# The WikiLarge Dataset

In [16]:
import io
import os
import re

import tensorflow as tf

from tensorflow.keras.preprocessing.text import Tokenizer

## Load

In [29]:
def load_wiki(dataset='wikismall', data_dir='../data', keep_splits=False):
    wiki_dir = os.path.join(data_dir, 'raw/data-simplification', dataset)

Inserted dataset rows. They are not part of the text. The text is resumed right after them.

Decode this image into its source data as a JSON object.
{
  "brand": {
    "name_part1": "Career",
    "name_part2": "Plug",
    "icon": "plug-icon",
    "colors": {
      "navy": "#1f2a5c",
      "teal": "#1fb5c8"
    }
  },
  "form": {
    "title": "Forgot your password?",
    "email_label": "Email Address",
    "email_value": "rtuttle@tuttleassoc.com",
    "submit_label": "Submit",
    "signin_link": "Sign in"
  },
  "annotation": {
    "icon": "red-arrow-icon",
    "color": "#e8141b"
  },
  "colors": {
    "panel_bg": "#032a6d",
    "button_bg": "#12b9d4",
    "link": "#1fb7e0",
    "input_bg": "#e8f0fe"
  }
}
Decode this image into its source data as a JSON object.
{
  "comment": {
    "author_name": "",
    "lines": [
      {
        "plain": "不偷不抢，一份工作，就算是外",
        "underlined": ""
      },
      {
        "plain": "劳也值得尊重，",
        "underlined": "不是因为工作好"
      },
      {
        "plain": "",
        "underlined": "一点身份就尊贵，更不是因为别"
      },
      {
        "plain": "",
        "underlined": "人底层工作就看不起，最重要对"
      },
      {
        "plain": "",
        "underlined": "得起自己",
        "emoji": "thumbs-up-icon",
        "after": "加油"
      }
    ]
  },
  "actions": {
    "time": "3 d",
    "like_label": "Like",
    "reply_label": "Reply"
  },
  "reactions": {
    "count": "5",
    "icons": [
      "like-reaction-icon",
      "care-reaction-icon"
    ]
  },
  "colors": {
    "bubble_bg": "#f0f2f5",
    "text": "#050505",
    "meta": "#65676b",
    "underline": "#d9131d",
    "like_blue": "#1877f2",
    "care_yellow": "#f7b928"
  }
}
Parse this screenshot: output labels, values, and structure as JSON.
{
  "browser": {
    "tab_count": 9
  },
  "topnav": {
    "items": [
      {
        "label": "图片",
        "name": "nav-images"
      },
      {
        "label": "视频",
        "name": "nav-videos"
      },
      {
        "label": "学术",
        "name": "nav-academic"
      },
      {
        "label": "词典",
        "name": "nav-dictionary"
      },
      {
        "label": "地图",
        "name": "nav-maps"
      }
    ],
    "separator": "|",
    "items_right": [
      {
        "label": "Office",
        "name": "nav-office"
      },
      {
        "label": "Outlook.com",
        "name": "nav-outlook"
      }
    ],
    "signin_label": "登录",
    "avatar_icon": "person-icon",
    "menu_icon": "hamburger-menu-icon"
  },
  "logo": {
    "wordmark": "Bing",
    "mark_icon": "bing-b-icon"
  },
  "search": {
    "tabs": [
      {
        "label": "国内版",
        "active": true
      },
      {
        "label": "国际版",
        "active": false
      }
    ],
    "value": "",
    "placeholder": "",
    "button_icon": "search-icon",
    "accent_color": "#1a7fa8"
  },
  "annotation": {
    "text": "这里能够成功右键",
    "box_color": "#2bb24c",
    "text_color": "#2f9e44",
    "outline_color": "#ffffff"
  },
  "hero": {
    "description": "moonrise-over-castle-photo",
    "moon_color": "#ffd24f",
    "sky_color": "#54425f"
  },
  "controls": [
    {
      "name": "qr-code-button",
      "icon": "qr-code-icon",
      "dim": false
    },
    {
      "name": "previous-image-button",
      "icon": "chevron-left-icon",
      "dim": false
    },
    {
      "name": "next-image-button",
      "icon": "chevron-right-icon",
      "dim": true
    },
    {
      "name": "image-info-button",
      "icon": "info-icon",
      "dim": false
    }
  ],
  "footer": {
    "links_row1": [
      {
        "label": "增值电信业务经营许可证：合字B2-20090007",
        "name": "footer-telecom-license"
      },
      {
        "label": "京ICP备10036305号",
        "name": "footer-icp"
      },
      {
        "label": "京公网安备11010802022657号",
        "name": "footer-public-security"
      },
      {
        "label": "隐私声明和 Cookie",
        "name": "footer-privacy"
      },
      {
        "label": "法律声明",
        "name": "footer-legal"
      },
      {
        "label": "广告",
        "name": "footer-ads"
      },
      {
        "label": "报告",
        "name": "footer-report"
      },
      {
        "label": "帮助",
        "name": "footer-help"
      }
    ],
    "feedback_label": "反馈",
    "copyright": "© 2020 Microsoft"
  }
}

    prefix = 'PWKP_108016.tag.80.aner.ori' if dataset == 'wikismall' else 'wiki.full.aner.ori'
    data = []
    for split in ['train', 'valid', 'test']:
        for loc in ['src', 'dst']:
            file_name = '.'.join([prefix, split, loc])
            file_path = os.path.join(wiki_dir, file_name)
            stream = io.open(file_path)
            lines = stream.read().split('\n')
            data.append(lines)

    if keep_splits:
        return data
    
    src_train, dst_train, src_valid, dst_valid, src_test, dst_test = data
    src = src_train + src_valid + src_test
    dst = dst_train + dst_valid + dst_test
    return src, dst

In [43]:
src, dest = load_wiki(dataset='wikilarge')

## Preprocess

In [17]:
def preprocess(sentence):
    sentence = re.sub(r'([?.!])', r' \1 ', sentence)
    sentence = re.sub('\s{2,}', ' ', sentence)
    sentence = sentence.strip()
    return f'<START> {sentence} <END>'

In [44]:
print(preprocess(src[10]))

<START> Many still refer to 25 , 50 and 75 paise as 4 , 8 and 12 annas respectively , not unlike the usage of '' bit '' in American English for â <END>


In [33]:
src, dest = [preprocess(s) for s in src], [preprocess(s) for s in dest]

## Tokenize

### Number of tokens

In [34]:
tokenizer = Tokenizer(filters='')

In [68]:
tokenizer.fit_on_texts(src)

In [69]:
len(tokenizer.word_index)

178938

### Tokenize

In [60]:
tokenizer = Tokenizer(num_words=50_000, filters='')

In [64]:
seqs = tokenizer.fit_on_texts(src)